While factors like age and family history can't be changed, diet and lifestyle choices offer a good chance to lower your risk.

Increase your consumption of fruits and vegetables

While many experts provide recommendations on what to eat to prevent stomach cancer, there’s nothing more useful than increasing the intake of fruits and vegetables.

Fresh fruits and vegetables provide important vitamins, minerals, and antioxidants, which can curb the development of cancer cells in the body. 

Fruits like citrus fruits, berries, and apples are high in antioxidants and are packed with antioxidants that can neutralize harmful free radicals in the body. Vegetables such as broccoli, spinach, and carrots are very fibrous and contain lots of vitamins and phytochemicals.

Eating more of this can encourage good digestion and even minimize the chances of contracting cancer.

The fiber in these plant-based goodies keeps your digestive system in tip-top shape. It gets things moving and kicks potential carcinogens out of your system like an unwanted guest.

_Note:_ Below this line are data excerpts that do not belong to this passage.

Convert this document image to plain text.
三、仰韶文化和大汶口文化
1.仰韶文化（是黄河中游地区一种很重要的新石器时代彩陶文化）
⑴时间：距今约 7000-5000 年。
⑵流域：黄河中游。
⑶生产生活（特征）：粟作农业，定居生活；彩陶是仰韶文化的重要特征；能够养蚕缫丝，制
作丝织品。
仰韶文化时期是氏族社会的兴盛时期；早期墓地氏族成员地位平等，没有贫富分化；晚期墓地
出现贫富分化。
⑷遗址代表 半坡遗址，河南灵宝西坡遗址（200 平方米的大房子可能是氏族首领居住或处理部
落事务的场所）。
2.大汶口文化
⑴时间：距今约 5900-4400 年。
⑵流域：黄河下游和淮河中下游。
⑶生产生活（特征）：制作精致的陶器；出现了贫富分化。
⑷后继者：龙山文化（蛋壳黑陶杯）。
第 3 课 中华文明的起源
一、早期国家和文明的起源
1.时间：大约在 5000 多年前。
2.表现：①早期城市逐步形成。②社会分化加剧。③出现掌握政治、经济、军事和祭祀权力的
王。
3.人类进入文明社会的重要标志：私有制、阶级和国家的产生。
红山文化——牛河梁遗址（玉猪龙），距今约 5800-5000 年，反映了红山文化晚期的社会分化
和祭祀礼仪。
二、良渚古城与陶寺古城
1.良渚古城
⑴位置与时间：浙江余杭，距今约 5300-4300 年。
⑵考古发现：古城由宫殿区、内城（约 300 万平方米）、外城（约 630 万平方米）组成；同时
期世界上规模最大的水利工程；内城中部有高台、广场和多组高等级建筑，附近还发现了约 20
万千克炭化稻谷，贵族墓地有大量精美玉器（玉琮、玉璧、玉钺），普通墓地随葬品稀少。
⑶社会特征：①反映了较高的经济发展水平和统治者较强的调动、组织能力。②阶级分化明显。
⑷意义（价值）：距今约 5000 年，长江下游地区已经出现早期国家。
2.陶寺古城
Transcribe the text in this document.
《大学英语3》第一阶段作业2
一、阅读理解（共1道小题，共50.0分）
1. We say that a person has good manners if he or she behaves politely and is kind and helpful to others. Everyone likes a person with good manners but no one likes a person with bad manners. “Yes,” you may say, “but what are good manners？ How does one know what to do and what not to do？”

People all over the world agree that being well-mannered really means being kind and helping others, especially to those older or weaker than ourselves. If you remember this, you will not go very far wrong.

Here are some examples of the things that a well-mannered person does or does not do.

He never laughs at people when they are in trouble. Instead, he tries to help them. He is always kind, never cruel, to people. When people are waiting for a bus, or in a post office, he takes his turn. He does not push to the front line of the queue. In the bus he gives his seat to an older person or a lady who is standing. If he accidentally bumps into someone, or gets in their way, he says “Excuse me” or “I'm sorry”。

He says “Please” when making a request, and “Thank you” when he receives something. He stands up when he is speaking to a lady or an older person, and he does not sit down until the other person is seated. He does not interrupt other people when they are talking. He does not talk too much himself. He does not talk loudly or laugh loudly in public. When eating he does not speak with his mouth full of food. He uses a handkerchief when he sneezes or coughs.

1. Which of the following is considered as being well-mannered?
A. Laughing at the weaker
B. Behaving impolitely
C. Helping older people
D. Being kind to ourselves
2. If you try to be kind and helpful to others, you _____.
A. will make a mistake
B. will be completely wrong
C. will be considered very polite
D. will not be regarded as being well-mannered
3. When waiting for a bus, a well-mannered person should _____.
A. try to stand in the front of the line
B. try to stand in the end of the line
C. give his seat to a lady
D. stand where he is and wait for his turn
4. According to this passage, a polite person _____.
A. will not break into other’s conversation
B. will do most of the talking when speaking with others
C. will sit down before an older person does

Limit processed and salted food

Processed and preserved foods such as bacon, sausages, hot dogs, and salted fish contain nitrates and nitrites that have been linked to an increased risk of stomach cancer. These substances can convert into harmful compounds called nitrosamines during digestion, which can damage the stomach lining and lead to cancerous changes.

Limiting your intake of these foods and opting for fresh, whole foods instead is a smart choice for lowering your stomach cancer risk. When choosing meats, opt for lean cuts of unprocessed meats, and try to avoid smoked or cured meats as much as possible.

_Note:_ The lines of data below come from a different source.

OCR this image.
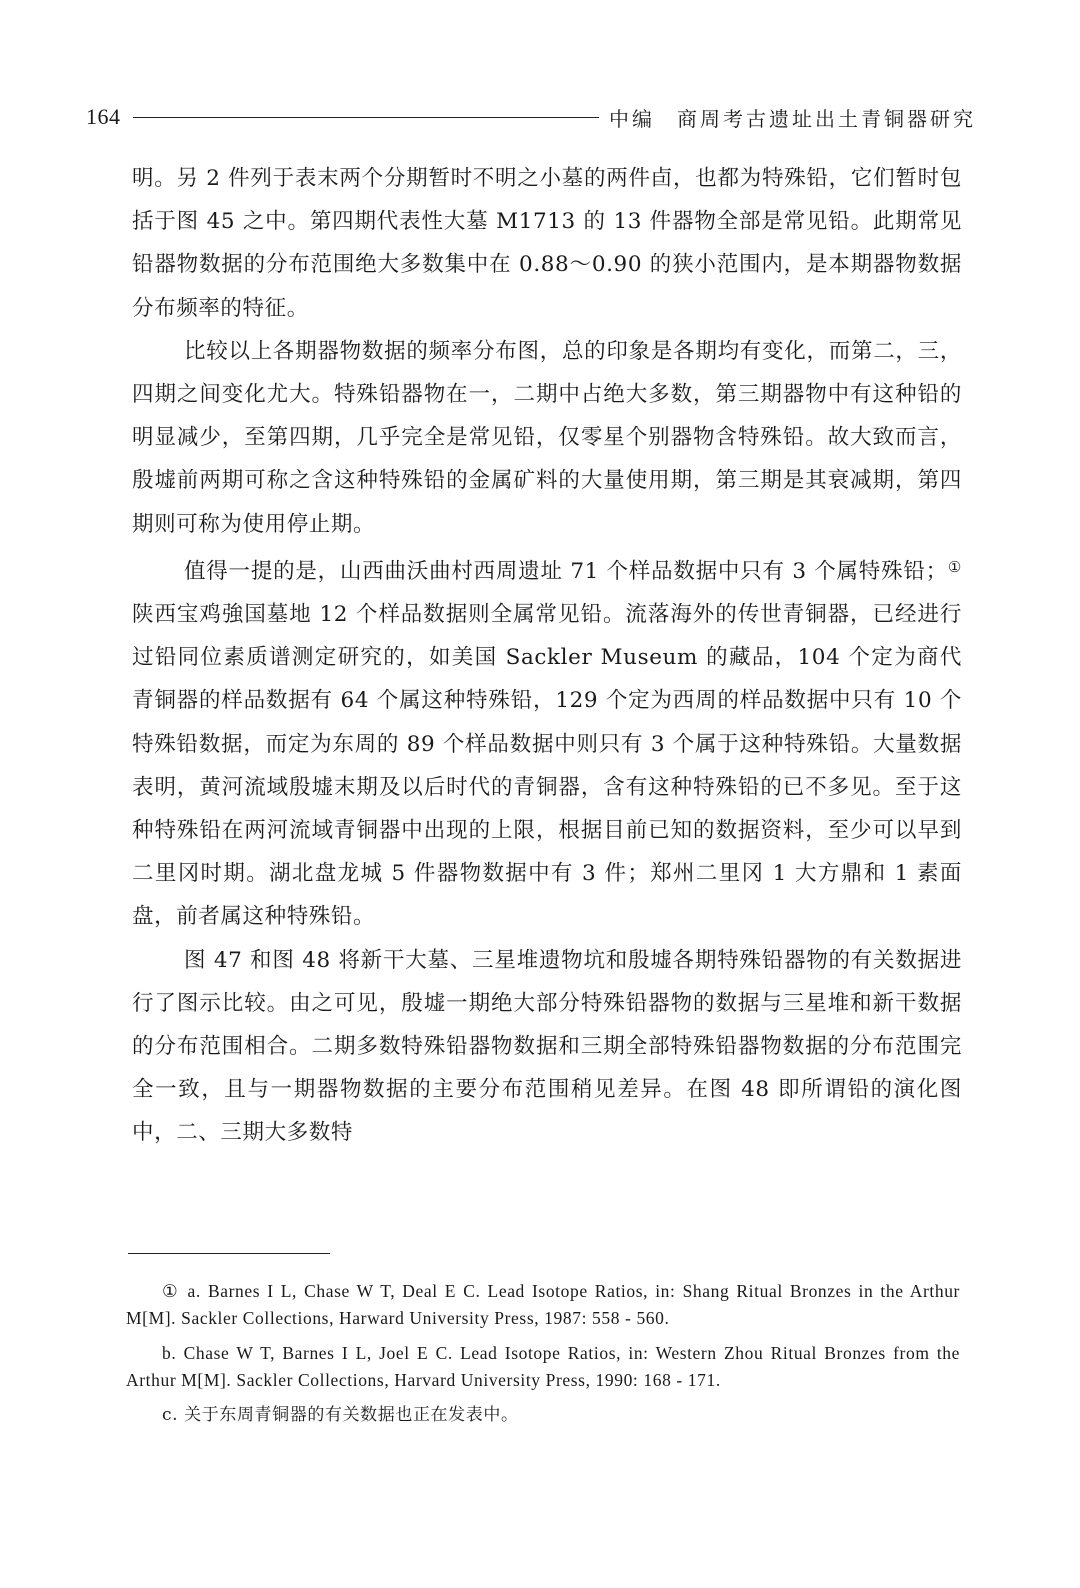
164	中编 商周考古遗址出土青铜器研究

明。另 2 件列于表末两个分期暂时不明之小墓的两件卣，也都为特殊铅，它们暂时包括于图 45 之中。第四期代表性大墓 M1713 的 13 件器物全部是常见铅。此期常见铅器物数据的分布范围绝大多数集中在 0.88～0.90 的狭小范围内，是本期器物数据分布频率的特征。

比较以上各期器物数据的频率分布图，总的印象是各期均有变化，而第二，三，四期之间变化尤大。特殊铅器物在一，二期中占绝大多数，第三期器物中有这种铅的明显减少，至第四期，几乎完全是常见铅，仅零星个别器物含特殊铅。故大致而言，殷墟前两期可称之含这种特殊铅的金属矿料的大量使用期，第三期是其衰减期，第四期则可称为使用停止期。

值得一提的是，山西曲沃曲村西周遗址 71 个样品数据中只有 3 个属特殊铅；①陕西宝鸡強国墓地 12 个样品数据则全属常见铅。流落海外的传世青铜器，已经进行过铅同位素质谱测定研究的，如美国 Sackler Museum 的藏品，104 个定为商代青铜器的样品数据有 64 个属这种特殊铅，129 个定为西周的样品数据中只有 10 个特殊铅数据，而定为东周的 89 个样品数据中则只有 3 个属于这种特殊铅。大量数据表明，黄河流域殷墟末期及以后时代的青铜器，含有这种特殊铅的已不多见。至于这种特殊铅在两河流域青铜器中出现的上限，根据目前已知的数据资料，至少可以早到二里冈时期。湖北盘龙城 5 件器物数据中有 3 件；郑州二里冈 1 大方鼎和 1 素面盘，前者属这种特殊铅。

图 47 和图 48 将新干大墓、三星堆遗物坑和殷墟各期特殊铅器物的有关数据进行了图示比较。由之可见，殷墟一期绝大部分特殊铅器物的数据与三星堆和新干数据的分布范围相合。二期多数特殊铅器物数据和三期全部特殊铅器物数据的分布范围完全一致，且与一期器物数据的主要分布范围稍见差异。在图 48 即所谓铅的演化图中，二、三期大多数特

① a. Barnes I L, Chase W T, Deal E C. Lead Isotope Ratios, in: Shang Ritual Bronzes in the Arthur M[M]. Sackler Collections, Harward University Press, 1987: 558 - 560.

b. Chase W T, Barnes I L, Joel E C. Lead Isotope Ratios, in: Western Zhou Ritual Bronzes from the Arthur M[M]. Sackler Collections, Harvard University Press, 1990: 168 - 171.

c. 关于东周青铜器的有关数据也正在发表中。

Additionally, consuming foods that are overly salted, such as pickles and certain preserved vegetables, can increase stomach cancer risk. Salt can damage the stomach lining, making it more vulnerable to cancer-causing agents.


Choose whole grains over refined grains

Some examples of whole grains are brown rice, quinoa, oats, and whole wheat bread. They contain fiber and other healthy nutrients too. High-fiber diets have been proven to decrease the risk of some cancers, including stomach cancer. 

On the other hand, refined grains like white bread, white rice, and pastries contain no such nutrition. This is due to the processes they have undergone, which strip them off fiber and other nutritious content.

Switching from refined to whole grains prevents numerous disorders. It encourages better digestion, reduces inflammation, and decreases the risk of stomach cancer by many folds. 
Incorporate probiotics and fermented foods.

Probiotics are your gut's best friends. These good bacteria keep your gut microbiome in check. A balanced microbiome can fend off harmful bacteria like Helicobacter pylori, which raises stomach cancer risks.

Want to boost your gut health? Load up on probiotic-rich food items like yogurt, kefir, sauerkraut, kimchi, and miso. These fermented delights bring live cultures that strengthen your gut and stomach lining.

Adding more of these tasty, gut-friendly foods to your diet could help you keep harmful bacteria at bay and reduce your stomach cancer risk.

Limit alcohol consumption

Alcohol may add some fun, but it can also raise your cancer risk, especially in the stomach. It irritates the lining of your stomach and esophagus, leaving them vulnerable. Combine heavy drinking with smoking, and the risk skyrockets.

To stay on the safe side, limit your alcohol intake or skip it altogether. If you drink, stick to moderation: one drink per day for women and two for men. Your stomach will thank you!
Incorporate cancer-fighting spices.

Spice up your life—and your health! Certain spices pack a punch with anti-inflammatory and antioxidant powers that may help fight cancer. Take turmeric, for instance. It’s loaded with curcumin, a compound that’s been studied for slowing down cancer cell growth.

But Turmeric's not the only hero. Garlic, ginger, and cayenne pepper bring their own cancer-fighting magic to the table. Toss these spices into your dishes for extra flavor and a little added protection against stomach cancer. Your taste buds—and stomach—will thank you!

Reducing your risk of stomach cancer doesn’t have to be a bland journey. By making a few smart choices, like loading up on fresh fruits and veggies, ditching processed foods, and adding whole grains to your plate, you’re already giving yourself a fighting chance.